Charles Dickens was critical of the hardships perpetrated on the poor by the Industrial Revolution. In Oliver Twist, Oliver is a poor chimney sweep. Chimney sweeps were necessary in an economy powered by coal; however, the sweeps were paid little and it was very dangerous work with many children succumbing to lung disease. The Industrial Revolution also was important in the creation of the workhouse, a place where the poor would go to work and receive meager rations and bad housing for their efforts. The book Oliver Twist also describes the workhouse in the famous scene where Oliver's request for more gruel is denied.

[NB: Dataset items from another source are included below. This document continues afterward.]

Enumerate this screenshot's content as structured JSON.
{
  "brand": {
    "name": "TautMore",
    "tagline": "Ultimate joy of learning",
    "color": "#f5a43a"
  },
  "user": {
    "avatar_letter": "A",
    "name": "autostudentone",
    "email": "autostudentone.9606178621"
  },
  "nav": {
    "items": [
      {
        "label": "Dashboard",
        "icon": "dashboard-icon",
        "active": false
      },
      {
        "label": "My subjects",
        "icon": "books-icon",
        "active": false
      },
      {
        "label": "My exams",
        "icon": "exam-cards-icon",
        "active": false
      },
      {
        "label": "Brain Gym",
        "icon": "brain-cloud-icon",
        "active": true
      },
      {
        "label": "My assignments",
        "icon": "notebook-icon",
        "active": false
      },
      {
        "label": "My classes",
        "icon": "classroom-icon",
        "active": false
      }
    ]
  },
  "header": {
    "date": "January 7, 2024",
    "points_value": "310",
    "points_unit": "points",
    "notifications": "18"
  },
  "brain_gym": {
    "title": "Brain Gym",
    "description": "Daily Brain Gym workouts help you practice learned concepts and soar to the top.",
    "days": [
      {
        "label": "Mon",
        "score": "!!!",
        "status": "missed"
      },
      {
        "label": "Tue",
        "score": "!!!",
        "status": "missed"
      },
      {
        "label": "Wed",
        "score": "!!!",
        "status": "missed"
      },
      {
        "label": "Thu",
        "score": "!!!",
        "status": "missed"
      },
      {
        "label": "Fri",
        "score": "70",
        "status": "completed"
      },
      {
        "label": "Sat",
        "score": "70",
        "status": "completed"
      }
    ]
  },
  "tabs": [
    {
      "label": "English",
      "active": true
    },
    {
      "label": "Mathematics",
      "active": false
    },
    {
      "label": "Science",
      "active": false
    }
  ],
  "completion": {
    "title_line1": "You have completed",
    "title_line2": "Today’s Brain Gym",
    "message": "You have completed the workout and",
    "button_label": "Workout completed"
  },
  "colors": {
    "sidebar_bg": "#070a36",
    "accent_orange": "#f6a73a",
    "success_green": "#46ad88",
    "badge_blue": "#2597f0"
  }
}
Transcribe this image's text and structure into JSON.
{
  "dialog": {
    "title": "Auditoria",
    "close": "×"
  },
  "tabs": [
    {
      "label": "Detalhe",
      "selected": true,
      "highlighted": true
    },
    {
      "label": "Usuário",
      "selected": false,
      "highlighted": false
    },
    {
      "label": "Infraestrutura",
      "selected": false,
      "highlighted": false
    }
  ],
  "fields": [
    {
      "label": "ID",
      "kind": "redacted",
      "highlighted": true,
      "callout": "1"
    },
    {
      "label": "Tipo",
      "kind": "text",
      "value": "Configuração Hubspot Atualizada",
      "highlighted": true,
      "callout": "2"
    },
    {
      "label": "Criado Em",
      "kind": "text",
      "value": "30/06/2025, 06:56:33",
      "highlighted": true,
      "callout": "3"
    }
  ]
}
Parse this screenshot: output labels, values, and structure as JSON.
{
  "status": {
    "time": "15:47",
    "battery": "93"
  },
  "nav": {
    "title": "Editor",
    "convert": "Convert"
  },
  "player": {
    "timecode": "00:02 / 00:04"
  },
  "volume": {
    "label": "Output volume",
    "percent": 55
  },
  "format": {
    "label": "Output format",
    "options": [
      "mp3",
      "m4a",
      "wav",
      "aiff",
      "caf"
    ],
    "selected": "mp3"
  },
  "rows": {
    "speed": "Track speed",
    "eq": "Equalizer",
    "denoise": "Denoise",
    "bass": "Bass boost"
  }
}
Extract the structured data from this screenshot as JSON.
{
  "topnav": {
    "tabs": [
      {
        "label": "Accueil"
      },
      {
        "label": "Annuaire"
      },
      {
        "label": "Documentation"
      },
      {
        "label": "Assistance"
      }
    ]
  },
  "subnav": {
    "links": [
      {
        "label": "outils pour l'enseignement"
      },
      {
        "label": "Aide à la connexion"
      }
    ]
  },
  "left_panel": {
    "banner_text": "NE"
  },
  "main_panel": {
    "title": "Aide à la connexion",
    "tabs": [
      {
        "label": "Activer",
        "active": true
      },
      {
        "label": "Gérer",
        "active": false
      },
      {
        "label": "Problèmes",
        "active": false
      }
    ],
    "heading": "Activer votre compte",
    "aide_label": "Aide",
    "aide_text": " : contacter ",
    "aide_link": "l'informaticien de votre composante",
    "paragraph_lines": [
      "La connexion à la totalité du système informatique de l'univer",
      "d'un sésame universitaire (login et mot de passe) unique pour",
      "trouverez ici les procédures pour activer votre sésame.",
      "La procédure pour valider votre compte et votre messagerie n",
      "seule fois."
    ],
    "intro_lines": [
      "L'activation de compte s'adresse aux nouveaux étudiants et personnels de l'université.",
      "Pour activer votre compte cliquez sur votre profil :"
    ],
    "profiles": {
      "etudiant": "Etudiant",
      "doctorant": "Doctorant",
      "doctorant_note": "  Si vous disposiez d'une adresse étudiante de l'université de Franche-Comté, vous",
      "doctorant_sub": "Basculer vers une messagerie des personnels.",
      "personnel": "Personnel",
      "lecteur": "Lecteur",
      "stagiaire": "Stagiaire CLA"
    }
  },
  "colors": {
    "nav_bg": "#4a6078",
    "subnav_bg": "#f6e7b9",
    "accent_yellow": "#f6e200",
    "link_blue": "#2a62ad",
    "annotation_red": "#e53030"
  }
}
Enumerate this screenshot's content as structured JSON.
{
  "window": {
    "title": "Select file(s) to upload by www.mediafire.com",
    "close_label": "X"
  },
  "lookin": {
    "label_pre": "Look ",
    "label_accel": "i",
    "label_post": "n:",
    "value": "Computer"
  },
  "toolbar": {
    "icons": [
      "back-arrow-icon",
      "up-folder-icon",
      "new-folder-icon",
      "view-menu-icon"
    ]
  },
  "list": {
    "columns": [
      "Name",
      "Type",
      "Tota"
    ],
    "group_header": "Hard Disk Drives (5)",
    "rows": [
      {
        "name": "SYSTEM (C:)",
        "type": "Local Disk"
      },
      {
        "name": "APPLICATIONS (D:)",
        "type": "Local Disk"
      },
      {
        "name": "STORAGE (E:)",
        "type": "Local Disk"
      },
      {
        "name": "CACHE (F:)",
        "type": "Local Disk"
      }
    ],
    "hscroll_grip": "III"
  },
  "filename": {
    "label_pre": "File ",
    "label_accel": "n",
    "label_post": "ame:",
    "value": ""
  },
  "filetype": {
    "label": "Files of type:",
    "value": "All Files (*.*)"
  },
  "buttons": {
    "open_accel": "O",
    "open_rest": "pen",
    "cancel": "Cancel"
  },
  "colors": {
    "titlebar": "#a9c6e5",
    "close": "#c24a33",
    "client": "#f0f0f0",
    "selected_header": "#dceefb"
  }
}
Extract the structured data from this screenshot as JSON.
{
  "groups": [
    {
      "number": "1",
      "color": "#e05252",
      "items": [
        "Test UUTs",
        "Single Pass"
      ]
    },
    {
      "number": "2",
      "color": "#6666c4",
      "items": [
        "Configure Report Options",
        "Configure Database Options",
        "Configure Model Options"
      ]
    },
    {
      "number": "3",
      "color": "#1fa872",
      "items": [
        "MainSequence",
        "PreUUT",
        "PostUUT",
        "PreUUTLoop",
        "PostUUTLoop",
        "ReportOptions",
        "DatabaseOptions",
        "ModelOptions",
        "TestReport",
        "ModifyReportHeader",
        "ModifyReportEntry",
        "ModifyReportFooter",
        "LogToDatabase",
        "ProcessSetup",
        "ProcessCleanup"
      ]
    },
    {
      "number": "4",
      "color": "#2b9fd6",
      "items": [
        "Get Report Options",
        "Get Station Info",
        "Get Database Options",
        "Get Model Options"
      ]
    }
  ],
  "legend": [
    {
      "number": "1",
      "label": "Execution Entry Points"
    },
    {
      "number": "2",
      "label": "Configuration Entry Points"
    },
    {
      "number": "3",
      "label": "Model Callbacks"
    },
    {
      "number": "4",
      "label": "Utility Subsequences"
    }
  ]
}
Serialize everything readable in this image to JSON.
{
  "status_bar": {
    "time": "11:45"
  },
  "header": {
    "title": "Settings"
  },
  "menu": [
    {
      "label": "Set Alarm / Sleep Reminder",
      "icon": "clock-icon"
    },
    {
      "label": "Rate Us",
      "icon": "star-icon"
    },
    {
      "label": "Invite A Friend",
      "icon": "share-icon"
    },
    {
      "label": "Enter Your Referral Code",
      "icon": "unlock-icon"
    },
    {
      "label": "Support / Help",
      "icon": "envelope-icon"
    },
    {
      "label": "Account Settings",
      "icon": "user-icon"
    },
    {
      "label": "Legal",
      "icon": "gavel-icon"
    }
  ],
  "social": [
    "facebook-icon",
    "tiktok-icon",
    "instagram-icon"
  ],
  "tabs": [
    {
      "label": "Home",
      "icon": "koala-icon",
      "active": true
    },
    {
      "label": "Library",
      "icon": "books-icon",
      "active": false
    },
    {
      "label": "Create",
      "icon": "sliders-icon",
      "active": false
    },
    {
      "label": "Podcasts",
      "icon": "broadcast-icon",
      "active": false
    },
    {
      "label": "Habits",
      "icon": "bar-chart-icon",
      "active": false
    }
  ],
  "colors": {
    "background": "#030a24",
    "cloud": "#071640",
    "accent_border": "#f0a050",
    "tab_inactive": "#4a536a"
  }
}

As a boy, Dickens worked for three years in shoe polish factory attaching labels to pots of blacking in order to support his family. The work was hard and dirty, and Dickens only made six shillings a week. Fortunately, Dickens was able to return to school, but his experience as a child laborer inspired many of his stories. In addition to Oliver Twist, Dickens also wrote A Christmas Carol in order to show how cold and impersonal the managers of this period could be toward their employees.
Instead of directly speaking out against the Industrial Revolution in England, Dickens decided to let his characters speak for him. Oliver's poverty and hopeless situation contrasts with the rich benefactors who redirect his life. This social inequality is a theme in Dickens's works.